俺の記憶と違いすぎて半信半疑だったけど、確かに泰雅も『辻本』と呼んだ。そうか、あんなに大人しく穏やかだった辻本が、こんなに人を小馬鹿にしたような人間になってしまったのか。
「あんただって俺のことを殴ったのに、俺だけ人生ぐちゃぐちゃにされたんだ。天下のアルファ様は何をしても許されるとか、不公平すぎて笑えてくるわ」
俺が意識を失っている間に、泰雅と何かあったんだろうな。……けど、辻本のこの話しぶりだと、どう考えても逆恨みだろう。
「さっきから、アルファだからとかオメガだからとか、何ごちゃごちゃ言ってんだよ! 俺らはなぁ――」
「圭太」
俺が前に出て反論しようとしたら、泰雅が手で静かに制した。
そして、俺たちを守るように一歩前に出ると、辻本を睨みつけた。
「今すぐ消えないと、警察を呼ぶ」
泰雅は、低く唸るように辻本に向かって言った。
「……ふん、やっぱりアルファがいないと何もできねーんだな。圭太、またな。お前の『幸せなオメガごっこ』がいつまで続くか楽しみにしてるぜ」
小馬鹿にしたような捨て台詞を吐くと、辻本は雨の雑踏の中へ消えていった。
「大丈夫か、圭太。……柊くん」
「ああ、ありがとな」
「っ、だいじょ……ぶです」
辻本が見えなくなったのを確認したら、急に体の力が抜けてしまった。柊を抱きしめたまま、へたへたと壁に寄りかかった。
「まだあんな偏見持っている奴がいるんだな……」
「……仕方がないよ。……オメガ、だから……」
鼻をすすりながらそう答える柊は、今までどんな人生を送ってきたのだろう。
俺がベータとして自由にのびのび暮らしていた時、もうすでに柊は世間の偏見に晒されて生きてきたのかもしれない。
「大丈夫。これからはどんどん変わっていくさ」
「そうだと、いいな……」
抱きしめていた柊を体から離すと、頭をそっと撫でた。
それから龍星が来るまでは、そう時間はかからなかった。
二人で気持ちを落ち着かせようと、他愛もない話をしていたら、柊の顔がパァっと明るくなった。……うん、龍星が来たみたいだ。
「遅くなっちまってごめん! ……柊? 何かあったのか?」
急いだ様子で近づいてきた龍星は、柊の様子がいつもと違うのを素早く察知し、顔を顰めた。
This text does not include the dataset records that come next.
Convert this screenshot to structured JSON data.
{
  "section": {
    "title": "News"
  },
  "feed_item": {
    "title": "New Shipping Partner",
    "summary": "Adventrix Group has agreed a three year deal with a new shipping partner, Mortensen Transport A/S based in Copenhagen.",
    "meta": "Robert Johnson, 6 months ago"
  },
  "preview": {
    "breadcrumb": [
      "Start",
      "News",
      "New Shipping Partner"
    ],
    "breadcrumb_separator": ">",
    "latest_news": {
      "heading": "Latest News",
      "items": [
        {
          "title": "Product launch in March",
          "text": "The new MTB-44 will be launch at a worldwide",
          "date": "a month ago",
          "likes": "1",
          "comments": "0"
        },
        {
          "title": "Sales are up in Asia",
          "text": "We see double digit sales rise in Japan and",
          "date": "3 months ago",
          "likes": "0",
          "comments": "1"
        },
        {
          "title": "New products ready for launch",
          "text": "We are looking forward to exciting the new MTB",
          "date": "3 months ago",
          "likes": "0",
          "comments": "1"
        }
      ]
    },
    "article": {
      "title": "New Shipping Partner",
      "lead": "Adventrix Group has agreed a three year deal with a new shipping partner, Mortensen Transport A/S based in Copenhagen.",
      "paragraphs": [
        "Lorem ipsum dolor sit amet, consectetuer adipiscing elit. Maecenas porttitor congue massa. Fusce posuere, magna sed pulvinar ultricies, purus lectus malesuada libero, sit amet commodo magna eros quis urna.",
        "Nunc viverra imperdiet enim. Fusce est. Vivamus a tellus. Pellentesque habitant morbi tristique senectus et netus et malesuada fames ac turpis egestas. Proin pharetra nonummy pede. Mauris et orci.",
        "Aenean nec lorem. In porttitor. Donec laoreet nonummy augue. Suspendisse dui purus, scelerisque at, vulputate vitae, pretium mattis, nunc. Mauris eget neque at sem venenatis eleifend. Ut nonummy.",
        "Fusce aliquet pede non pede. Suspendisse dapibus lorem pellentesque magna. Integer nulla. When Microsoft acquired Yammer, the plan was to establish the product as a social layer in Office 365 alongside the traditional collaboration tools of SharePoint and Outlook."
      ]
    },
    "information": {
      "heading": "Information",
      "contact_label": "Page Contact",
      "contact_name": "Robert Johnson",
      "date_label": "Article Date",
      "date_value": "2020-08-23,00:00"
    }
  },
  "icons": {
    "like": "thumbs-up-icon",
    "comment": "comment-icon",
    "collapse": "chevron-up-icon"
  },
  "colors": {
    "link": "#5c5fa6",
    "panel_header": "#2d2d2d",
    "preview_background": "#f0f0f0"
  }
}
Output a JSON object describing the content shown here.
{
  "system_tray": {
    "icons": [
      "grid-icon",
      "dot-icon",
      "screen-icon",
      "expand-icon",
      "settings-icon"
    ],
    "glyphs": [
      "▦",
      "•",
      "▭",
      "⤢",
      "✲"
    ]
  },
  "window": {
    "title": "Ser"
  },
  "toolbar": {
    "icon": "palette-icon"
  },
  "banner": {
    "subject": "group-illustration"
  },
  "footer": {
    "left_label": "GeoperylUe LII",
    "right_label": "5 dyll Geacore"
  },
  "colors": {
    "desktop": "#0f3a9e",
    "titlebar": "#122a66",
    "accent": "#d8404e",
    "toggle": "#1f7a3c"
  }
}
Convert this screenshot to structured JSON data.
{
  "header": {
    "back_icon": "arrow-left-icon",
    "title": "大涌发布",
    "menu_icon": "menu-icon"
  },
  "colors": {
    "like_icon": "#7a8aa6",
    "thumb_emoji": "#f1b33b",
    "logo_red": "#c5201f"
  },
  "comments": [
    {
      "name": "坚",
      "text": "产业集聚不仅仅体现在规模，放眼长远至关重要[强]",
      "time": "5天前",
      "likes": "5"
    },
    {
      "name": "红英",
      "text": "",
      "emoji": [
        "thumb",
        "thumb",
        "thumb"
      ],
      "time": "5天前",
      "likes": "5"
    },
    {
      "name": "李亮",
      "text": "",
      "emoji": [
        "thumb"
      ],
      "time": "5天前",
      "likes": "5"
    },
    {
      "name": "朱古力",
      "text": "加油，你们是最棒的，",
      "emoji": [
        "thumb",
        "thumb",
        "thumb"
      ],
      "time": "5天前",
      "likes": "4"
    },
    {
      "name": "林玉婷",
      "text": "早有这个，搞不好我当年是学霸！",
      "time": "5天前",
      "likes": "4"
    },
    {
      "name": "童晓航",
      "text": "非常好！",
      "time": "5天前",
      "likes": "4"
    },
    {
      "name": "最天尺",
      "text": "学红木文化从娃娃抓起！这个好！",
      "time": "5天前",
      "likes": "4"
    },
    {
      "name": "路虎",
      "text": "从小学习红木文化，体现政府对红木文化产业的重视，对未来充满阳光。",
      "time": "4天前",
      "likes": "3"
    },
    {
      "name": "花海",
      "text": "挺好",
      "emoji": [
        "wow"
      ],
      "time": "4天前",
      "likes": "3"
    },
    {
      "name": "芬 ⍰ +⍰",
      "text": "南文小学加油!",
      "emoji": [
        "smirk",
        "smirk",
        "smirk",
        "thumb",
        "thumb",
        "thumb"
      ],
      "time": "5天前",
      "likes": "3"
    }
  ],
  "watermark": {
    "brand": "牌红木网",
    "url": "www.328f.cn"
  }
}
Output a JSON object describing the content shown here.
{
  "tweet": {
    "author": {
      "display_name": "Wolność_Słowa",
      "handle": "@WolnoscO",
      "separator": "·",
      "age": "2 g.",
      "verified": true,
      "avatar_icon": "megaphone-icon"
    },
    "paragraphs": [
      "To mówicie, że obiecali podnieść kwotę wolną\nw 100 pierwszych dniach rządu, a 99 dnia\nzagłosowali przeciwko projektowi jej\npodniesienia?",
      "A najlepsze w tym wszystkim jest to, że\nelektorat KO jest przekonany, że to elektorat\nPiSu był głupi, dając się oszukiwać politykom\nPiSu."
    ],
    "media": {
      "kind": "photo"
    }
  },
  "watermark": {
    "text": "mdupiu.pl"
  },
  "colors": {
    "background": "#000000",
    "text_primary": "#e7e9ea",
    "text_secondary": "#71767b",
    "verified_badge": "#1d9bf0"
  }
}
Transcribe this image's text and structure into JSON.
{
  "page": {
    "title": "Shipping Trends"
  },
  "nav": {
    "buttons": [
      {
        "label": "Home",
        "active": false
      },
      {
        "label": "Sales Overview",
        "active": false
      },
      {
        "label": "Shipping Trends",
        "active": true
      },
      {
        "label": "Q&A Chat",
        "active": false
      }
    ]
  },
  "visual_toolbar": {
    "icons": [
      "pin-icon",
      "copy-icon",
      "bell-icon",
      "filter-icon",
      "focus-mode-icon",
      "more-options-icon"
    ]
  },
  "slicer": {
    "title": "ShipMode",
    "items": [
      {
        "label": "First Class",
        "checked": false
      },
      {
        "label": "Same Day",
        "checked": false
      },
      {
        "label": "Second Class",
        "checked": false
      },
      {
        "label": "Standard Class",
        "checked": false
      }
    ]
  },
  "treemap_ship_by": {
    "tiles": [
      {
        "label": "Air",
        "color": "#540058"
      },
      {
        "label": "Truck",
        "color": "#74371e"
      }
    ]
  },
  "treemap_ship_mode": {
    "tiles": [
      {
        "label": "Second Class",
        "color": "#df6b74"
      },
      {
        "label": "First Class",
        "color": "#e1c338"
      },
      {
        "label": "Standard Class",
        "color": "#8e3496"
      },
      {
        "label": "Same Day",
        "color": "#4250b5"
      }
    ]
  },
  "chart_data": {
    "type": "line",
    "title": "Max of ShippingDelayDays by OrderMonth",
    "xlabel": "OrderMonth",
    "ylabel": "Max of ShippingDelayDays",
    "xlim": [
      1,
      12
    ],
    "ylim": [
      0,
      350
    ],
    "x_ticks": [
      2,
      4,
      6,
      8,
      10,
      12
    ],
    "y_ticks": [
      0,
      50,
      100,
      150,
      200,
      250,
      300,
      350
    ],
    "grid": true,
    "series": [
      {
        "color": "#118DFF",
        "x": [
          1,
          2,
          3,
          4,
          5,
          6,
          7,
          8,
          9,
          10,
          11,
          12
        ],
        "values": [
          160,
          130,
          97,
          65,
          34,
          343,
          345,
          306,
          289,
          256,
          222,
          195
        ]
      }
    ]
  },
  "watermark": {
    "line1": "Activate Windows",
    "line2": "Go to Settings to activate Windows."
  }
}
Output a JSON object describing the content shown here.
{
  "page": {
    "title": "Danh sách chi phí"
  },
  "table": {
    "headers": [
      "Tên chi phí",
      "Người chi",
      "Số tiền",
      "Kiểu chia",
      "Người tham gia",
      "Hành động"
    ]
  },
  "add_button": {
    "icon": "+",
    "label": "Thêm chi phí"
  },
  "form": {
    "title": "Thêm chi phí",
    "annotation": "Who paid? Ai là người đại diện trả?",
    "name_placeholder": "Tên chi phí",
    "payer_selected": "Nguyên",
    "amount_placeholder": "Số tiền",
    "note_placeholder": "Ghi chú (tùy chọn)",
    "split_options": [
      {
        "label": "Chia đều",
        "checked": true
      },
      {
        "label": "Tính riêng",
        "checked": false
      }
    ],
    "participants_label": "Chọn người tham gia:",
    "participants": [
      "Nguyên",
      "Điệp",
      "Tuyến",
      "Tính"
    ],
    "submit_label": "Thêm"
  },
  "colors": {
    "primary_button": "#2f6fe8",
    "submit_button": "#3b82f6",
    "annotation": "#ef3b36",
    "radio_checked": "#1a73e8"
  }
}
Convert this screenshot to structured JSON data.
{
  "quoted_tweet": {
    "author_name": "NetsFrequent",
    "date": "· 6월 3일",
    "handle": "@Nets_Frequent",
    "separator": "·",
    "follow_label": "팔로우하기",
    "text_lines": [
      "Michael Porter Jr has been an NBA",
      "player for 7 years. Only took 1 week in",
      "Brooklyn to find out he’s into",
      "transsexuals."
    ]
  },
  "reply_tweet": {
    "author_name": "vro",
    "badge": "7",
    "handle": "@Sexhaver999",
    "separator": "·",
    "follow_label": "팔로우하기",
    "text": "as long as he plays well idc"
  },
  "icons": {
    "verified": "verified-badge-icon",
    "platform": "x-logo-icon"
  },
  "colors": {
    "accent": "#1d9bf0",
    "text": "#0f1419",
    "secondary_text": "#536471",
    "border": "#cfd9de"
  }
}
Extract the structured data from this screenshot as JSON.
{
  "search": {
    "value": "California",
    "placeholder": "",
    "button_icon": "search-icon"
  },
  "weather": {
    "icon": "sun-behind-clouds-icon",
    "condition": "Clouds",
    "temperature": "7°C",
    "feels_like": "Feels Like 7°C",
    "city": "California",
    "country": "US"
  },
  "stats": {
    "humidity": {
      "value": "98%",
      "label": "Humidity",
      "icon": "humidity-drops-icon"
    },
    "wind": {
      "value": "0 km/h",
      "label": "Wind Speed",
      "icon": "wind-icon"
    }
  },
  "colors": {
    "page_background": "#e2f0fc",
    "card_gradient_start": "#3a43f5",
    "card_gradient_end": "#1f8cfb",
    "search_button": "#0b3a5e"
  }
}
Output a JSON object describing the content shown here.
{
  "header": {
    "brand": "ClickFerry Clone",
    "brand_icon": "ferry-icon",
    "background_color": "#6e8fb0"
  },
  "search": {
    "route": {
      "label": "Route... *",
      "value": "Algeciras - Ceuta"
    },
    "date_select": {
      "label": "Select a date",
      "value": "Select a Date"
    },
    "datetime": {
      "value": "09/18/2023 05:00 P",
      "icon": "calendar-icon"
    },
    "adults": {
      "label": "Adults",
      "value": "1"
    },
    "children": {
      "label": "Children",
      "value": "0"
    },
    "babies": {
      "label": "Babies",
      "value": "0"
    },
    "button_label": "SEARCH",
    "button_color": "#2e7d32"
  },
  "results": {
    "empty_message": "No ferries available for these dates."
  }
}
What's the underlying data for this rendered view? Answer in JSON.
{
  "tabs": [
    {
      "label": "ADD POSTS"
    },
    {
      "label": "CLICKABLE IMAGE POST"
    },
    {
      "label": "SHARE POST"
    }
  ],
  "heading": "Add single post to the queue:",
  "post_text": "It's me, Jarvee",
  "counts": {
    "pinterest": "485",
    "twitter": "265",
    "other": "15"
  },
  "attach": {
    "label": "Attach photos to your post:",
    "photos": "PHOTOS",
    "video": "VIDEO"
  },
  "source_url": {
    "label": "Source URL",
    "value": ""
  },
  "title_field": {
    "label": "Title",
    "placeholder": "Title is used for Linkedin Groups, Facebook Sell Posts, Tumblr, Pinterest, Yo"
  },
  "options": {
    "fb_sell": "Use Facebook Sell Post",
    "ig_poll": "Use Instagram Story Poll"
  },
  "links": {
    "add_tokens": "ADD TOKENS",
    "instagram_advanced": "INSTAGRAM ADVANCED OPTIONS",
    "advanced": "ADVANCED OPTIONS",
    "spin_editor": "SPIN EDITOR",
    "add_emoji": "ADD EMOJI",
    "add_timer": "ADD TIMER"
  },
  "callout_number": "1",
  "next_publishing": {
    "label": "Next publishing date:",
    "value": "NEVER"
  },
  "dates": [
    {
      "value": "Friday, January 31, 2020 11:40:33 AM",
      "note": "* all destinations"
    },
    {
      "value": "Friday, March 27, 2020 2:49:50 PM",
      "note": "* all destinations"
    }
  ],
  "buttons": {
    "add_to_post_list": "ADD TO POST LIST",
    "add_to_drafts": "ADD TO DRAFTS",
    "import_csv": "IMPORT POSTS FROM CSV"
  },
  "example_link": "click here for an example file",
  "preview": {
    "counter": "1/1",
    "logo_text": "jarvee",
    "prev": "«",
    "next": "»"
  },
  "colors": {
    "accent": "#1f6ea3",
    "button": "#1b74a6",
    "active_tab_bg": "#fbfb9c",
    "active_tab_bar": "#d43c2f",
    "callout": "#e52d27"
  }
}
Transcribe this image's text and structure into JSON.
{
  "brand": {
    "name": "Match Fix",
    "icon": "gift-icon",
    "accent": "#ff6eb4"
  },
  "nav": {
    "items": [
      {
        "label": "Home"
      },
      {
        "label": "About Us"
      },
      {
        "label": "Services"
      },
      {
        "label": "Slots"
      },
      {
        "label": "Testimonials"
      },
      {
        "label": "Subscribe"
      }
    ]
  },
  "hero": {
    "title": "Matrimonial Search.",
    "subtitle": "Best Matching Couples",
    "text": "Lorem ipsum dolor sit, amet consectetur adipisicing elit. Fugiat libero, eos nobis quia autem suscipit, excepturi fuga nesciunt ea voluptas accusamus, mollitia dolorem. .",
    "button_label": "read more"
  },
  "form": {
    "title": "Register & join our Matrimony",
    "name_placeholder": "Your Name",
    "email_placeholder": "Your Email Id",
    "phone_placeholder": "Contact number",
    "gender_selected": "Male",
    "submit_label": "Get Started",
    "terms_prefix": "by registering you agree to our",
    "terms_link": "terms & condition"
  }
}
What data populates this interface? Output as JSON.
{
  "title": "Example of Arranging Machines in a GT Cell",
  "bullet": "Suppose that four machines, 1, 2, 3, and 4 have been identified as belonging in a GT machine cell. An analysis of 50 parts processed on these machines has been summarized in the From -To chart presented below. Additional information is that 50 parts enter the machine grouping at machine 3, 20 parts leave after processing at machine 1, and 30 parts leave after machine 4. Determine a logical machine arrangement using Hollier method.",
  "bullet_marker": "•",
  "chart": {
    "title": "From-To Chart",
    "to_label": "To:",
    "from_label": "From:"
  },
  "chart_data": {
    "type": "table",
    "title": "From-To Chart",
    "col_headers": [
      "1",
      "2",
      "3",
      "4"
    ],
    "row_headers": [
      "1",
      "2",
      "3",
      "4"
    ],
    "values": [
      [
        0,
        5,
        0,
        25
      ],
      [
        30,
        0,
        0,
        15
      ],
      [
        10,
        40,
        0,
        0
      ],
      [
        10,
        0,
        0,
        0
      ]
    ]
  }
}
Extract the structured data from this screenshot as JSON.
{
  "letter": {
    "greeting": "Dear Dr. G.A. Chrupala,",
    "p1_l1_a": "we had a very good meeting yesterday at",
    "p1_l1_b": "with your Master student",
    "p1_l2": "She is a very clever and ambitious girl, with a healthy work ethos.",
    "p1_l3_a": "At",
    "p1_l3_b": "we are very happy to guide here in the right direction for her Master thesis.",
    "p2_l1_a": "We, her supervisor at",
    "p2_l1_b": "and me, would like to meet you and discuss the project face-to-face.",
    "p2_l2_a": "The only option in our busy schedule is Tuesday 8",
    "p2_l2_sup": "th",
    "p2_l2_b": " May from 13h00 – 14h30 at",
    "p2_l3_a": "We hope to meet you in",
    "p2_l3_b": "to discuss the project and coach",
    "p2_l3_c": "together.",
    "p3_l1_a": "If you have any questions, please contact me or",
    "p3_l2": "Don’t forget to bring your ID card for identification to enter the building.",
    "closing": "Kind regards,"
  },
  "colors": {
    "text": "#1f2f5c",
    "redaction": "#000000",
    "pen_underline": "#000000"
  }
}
「詳しくは後で話す。今は、柊くんのそばにいてやってくれ」
こういう時は、過保護なアルファ同士のアンテナが働くのかもしれない。二人は無言で頷き合って、アイコンタクトをとっていた。
「圭太くん、今日はありがとう。またお出かけしようね」
「俺も楽しかった! また遊びに行こうぜ」
柊は、龍星の腕に自分の腕を絡め、ピッタリと寄り添い、手を振りながら帰って行った。
「俺たちも帰ろうか」
「そうだな」
今日は色々あった。楽しいことも不愉快なことも。
話したいことも聞きたいこともたくさんあるけれど、とにかく今日はもう疲れた。ゆっくり休んで、また日を改めて、泰雅と話をしないとなって思った。